A puzzle about graph coloring.

Question

Let $G$ be a graph with three disjoint triangles(i.e. the graph is not connectd and has three connected components each of which is a triangle). If each vertex of G is assigned a red or a green color, then we say that an edge is colored if its ends have different colors. Person A and Person B color the vertices of G in the following manner. A proposes a color (red or green) and B chooses the vertex to apply this color. After 9 turns, all the vertices of G are colored and the number of colored edges is counted. Suppose A would like to maximize the number of colored edges while B would like to minimize the number of colored edges. Assuming optimal play from both players, how many edges will be colored?

This is a puzzle I would like to know the answer to. I suspect that finally two triangles will have the same color for all vertices while the third one will have two same and one different color.

What is the correct logic?

Answer 1

This is a rather tentative answer, as I don't have a proof that this is the best strategy on either part, but it might be useful none the less.

The first pick of course doesn't matter, so say it's red ($r$), so we have the triangles: $$ (r,\cdot,\cdot), (\cdot, \cdot, \cdot), (\cdot, \cdot, \cdot) $$ If $A$ picks $r$ again, $B$ can put it on the first triangle, which is a loss for $A$, then applying the same idea, $A$ can pick $$ (r,\cdot,\cdot), (g, \cdot, \cdot), (\cdot, \cdot, \cdot) $$

Then no matter whether $A$ picks $r$ or $g$, $B$ can place it in $B$'s favour (so say it's $r$) $$ (r,r,\cdot), (g, \cdot, \cdot), (\cdot, \cdot, \cdot) $$

$(\ast)$If $A$ keeps picking $r$, $B$ can force two monochrome triangle before colouring a vertex on the second triangle: $$ (r,r,r), (g, r, \cdot), (r,r,r) $$ Then $A$ finishes with 2 edges.

If at $(\ast)$ $A$ picks $g$, $B$ can place it on the second triangle: $$ (r,r,\cdot), (g, g, \cdot), (\cdot, \cdot, \cdot) $$ $A$ can't pick $r$ or $g$ without losing a triangle, and then choosing the other colour for the pick after would lose another triangle, so $A$'s best option is to pick one colour twice: $$ (r,r,r), (g, g, \cdot), (r, \cdot, \cdot) $$ But then we're back to a similar postion as $(\ast)$, if $A$ at any point picks $g$, then second triangle is lost to $B$, but only picking $r$ loses the third, so in either case the best $A$ can get is two edges on of the triangles (choose the same colour for the last three moves): $$ (r,r,r), (g, g, r), (r, r, r) $$

Answer 2

Your conjecture is correct. B always wins by a score of $7$ to $2$.

We first show that B will have ensured victory by the fifth move.

At the end of the game, any triangle with all one color goes to person B by a score of $3$ to $0$ and any triangle with two colors goes to A by a score of $2$ to $1$. Therefore, if B can fill any one of the triangles with one color, he wins by a score of at least $5$ to $4$.

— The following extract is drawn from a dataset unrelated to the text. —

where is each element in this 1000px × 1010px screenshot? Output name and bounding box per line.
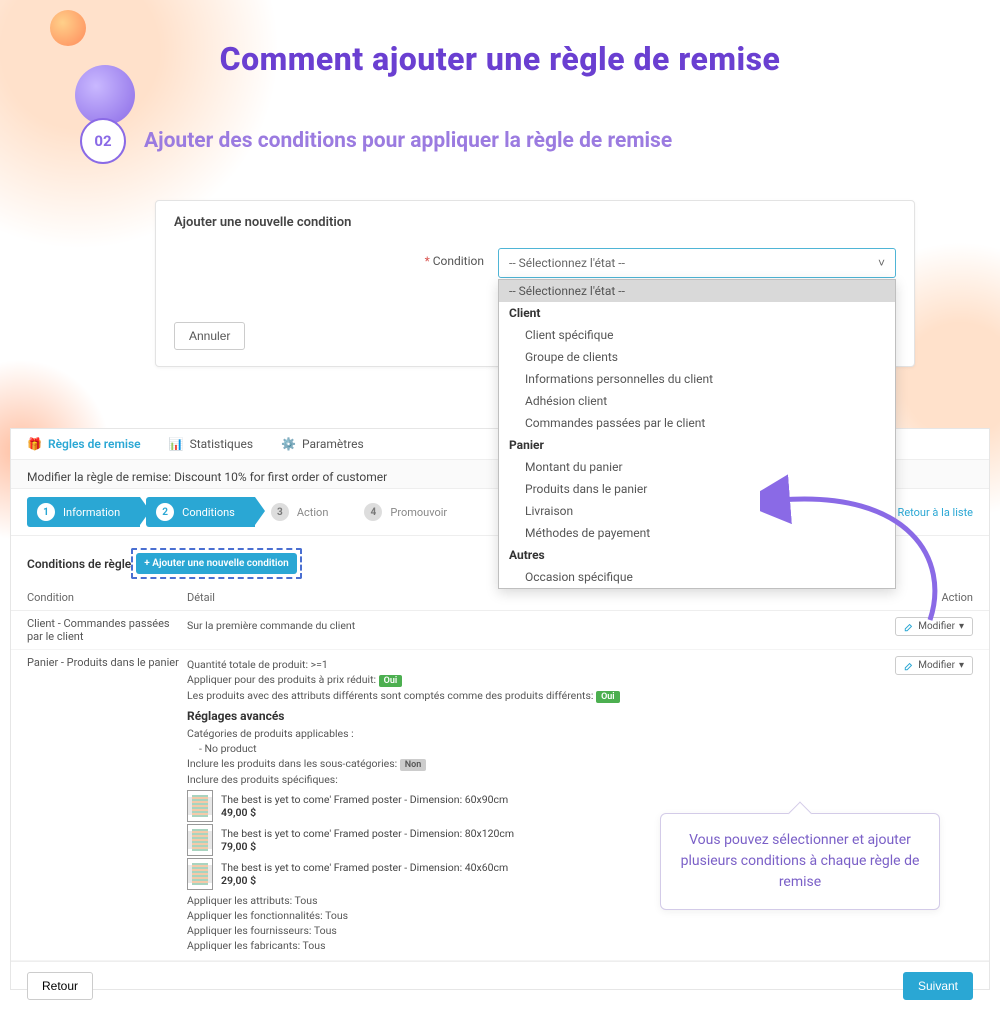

To avoid losing within the first three moves, A must choose two of one color and one of the other. B will place the two like colors on the same triangle and the different color on another triangle. Let's say the first triangle has two green colored vertices, the second triangle one red colored vertex and the third triangle is empty. If A chooses green, B will fill in the first triangle and ensure victory. If A chooses red, triangle 1 will have two green colored vertices and triangle 2 will have two red vertices. No matter which color person A chooses, B will be able to win a complete triangle on the next move.

Continuing play, after $5$ moves triangle 1 will have all one color(green) and triangle 2 wll have two of one color(red). If A chooses green, B will place it on the third triangle. If A chooses red, B will fill in the second triangle and will have won two complete triangles. Eventually, either A chooses another red giving B triangle 2 or chooses all greens which gives B triangle 3 and A triangle 2. Therefore, B wins $7$ to $2$.

Answer 3

Assuming optimal play, there will be 4 colored edges.

First, the only possible answers are 0,2,4 or 6 colored edges. (If a triangle has both colors, it contributes two edges. Otherwise, it contributes zero edges)

Next, see that B can always completely fill up one triangle with a single color: Without loss of generality, say A gives red first. Then, B puts red in triangle 1. If A chooses green, B puts it in the other triangles. When A gives red, it goes in triangle 1. If A chooses red more than 3 times, triangle 1 gets colored completely with red. If not, triangle 2 and 3 get colored completely green.

Finally, A can always ensure that there are atleast 4 colored edges. Look at the sequence $r,r,r,g,g,g,g,g,g$. There are only three possible ways red can be distributed, and in each case you get atleast 4 colored edges.

Hence, with optimal play, there will be 4 colored edges.